Toen Frederik Christiaan van Reede in 1719 overleed, werd zijn jongere broer Reinhard voogd over de drie kinderen die uit het huwelijk met Henriette van Nassau-Zuylestein geboren waren. Wie was deze Reinhard en hoe oefende hij zijn taak als voogd uit?
Levensloop
Reinhard van Reede van Ginkel (1678-1747), ook wel Reinier of Reinoud genoemd, was een zoon van Godard van Reede van Ginkel en Ursula Philippota van Raesfelt. In 1722 werd hij eigenaar van kasteel Middachten, dat hij financieel verstandig beheerde. Hij doorliep een militaire carrière die hij afsloot in de rang van kwartiermeester-generaal. Van 1730 tot 1743 was hij tevens Staatsgezant aan het Pruisische hof in Berlijn. Op 46-jarige leeftijd werd hij gouverneur van Bergen op Zoom en 11 jaar later gouverneur van Breda. Hij bleef zijn leven lang ongehuwd en bij zijn dood in 1747 werd Frederik Willem, de vierde graaf van Athlone, zijn universele erfgenaam.
Een zorgzame voogd
Toen Reinhard in 1719 voogd werd was de financiële situatie waarin de weduwe Henriette zich bevond slecht. Er waren schulden die nauwelijks betaald konden worden. Door een sobere levensstijl van Henriette en een verstandig financieel beleid van Reinhard slaagden ze erin om de geldelijke moeilijkheden te overwinnen. Reinhard sprong zelfs bij met een lening, zodat de twee zonen van zijn overleden broer een bij hun positie passende opleiding konden volgen.
Geen Grand Tour
Onder toezicht van oom Reinhard en dankzij zijn financiële steun vertrokken Godard Adriaan en Fredrik Willem in 1734 naar de universiteit van Marburg. Gouverneur Marin Iber hield nauwlettend toezicht op de vorderingen. Uit de periodieke rapportage van Iber kon Reinhard opmaken dat de jongens geen studiebollen waren. Graag had hij wat meer ambitie en toewijding van zijn pupillen gezien. Iber adviseerde voor de verdere vorming ook een reis door Zuid-Duitsland, Zwitserland en Frankrijk met als einddoel Parijs, een zogenoemde ‘Grand Tour’. Een voorstel dat Reinhard omarmde. Door het onverwachte overlijden van Godard Adriaan in 1736 kwam er echter niets van dit voornemen terecht.

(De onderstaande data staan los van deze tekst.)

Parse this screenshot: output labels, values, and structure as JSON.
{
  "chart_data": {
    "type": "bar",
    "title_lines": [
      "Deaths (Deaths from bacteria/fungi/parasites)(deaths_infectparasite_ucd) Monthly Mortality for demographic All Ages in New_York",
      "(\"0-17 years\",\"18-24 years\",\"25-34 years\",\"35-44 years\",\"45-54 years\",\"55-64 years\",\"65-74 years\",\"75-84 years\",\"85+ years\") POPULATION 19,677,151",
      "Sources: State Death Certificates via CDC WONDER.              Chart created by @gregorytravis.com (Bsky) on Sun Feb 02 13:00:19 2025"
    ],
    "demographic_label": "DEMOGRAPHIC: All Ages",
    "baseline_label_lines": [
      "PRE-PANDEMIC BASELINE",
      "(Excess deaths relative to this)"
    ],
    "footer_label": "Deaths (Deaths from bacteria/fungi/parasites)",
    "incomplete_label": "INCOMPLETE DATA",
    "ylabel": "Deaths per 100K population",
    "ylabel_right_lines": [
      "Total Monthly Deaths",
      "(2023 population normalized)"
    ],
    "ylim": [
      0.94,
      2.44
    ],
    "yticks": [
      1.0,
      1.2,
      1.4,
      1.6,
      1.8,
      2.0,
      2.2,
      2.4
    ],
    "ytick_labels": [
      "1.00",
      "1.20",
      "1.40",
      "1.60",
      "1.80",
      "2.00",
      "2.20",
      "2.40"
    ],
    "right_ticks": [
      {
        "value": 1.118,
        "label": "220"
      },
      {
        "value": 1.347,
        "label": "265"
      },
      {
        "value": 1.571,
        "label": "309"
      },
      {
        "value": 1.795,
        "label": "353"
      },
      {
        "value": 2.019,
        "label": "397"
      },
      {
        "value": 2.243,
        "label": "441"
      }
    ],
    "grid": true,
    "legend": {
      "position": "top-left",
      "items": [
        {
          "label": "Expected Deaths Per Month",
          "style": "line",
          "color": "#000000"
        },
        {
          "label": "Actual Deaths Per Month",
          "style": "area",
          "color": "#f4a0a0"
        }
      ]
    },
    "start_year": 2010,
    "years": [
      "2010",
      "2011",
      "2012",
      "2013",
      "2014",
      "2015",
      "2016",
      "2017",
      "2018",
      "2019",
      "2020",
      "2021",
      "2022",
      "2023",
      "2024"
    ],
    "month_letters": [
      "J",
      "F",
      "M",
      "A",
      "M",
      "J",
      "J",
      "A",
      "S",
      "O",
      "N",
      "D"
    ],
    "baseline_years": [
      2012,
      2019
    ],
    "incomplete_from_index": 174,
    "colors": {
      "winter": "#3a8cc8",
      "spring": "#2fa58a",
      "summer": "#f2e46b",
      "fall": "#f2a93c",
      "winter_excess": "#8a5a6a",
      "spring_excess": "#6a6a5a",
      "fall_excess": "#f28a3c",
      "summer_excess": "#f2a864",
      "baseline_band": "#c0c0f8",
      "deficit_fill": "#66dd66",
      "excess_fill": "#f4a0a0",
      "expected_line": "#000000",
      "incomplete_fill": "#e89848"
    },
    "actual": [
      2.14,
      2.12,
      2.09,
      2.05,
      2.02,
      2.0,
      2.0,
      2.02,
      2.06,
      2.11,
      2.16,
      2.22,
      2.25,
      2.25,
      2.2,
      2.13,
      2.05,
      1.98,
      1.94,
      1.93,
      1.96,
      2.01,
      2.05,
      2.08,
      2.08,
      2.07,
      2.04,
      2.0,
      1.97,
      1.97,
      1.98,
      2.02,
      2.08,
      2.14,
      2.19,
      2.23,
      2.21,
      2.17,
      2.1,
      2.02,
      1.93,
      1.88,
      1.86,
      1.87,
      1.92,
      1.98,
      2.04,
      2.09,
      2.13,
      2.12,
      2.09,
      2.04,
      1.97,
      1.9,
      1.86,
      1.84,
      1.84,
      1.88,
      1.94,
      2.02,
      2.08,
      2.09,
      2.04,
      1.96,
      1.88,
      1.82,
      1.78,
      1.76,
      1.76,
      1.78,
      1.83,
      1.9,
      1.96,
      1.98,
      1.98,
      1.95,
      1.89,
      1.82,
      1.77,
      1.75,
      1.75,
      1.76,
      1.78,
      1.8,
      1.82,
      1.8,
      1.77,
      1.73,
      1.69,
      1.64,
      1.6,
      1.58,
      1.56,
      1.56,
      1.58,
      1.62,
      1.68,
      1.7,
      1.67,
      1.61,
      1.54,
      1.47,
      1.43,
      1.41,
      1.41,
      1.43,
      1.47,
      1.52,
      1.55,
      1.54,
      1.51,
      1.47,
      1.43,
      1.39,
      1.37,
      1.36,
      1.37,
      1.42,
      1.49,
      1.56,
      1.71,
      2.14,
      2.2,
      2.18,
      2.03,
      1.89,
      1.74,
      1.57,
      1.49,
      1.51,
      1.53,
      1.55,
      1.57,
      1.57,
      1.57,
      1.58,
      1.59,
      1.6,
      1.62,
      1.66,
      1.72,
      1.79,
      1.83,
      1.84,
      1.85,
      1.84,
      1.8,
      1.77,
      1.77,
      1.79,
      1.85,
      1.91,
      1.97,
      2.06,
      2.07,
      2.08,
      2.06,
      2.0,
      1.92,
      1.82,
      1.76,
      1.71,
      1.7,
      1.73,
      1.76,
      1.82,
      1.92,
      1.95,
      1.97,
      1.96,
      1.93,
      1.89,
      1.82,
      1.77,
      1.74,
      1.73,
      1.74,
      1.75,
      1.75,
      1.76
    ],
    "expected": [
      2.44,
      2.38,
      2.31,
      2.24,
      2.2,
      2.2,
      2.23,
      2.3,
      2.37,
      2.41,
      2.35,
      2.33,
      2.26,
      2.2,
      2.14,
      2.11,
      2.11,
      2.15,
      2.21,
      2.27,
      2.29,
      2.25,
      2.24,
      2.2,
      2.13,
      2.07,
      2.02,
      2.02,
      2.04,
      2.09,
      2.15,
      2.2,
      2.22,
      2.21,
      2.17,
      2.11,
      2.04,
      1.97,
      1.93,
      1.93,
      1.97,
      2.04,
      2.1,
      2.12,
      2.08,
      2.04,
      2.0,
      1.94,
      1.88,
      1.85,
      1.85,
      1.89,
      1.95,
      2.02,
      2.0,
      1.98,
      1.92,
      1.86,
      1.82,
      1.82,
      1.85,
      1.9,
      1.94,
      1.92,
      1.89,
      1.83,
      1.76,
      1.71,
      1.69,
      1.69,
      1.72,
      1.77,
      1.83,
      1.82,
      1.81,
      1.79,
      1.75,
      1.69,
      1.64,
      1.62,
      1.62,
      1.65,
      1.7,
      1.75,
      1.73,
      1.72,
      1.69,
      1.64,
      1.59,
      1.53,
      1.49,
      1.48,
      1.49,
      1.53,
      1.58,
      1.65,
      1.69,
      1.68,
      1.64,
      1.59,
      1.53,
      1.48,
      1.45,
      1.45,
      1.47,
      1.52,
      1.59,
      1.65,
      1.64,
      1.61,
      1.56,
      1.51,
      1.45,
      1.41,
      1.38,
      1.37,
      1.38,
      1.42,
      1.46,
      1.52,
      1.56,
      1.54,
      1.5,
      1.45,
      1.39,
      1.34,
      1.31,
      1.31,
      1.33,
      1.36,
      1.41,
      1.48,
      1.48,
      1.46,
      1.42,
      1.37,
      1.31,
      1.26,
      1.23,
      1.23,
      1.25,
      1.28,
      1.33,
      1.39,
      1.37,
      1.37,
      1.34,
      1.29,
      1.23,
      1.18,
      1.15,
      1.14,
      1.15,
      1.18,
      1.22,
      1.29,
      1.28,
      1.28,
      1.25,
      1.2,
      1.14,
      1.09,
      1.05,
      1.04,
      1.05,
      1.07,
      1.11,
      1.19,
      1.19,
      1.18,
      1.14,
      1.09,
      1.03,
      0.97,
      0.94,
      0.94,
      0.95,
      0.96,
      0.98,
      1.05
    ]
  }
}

Op aandringen van zijn oom bleef Frederik Willem, inmiddels vierde graaf van Athlone, toch in Duitsland voor de afronding van zijn vorming. Frederik Willem verhuisde naar Kassel en nam daar deel aan het adellijke leven rond prins Willem van Hessen. Tot zijn leedwezen moest Iber vaststellen dat er hier weinig of niets van studie terecht kwam. In mei 1737 nam Reinhard zijn pupil mee naar het hof in Berlijn. Daar zag hij van nabij de diplomatieke bezigheden van zijn oom.
Een bekwaam onderhandelaar
Na een verblijf van enkele maanden in Berlijn keerde Frederik Willem in 1738 terug naar Amerongen. Hij dong naar de hand van Louisa Isabelle Hermelina van Wassenaar van Duivenvoorde. Uiteraard speelden de huwelijkse voorwaarden een belangrijke rol. Oom Reinhard bewees daarbij een bekwaam onderhandelaar te zijn. Dankzij zijn rol kon het huwelijk in 1742 voltrokken worden.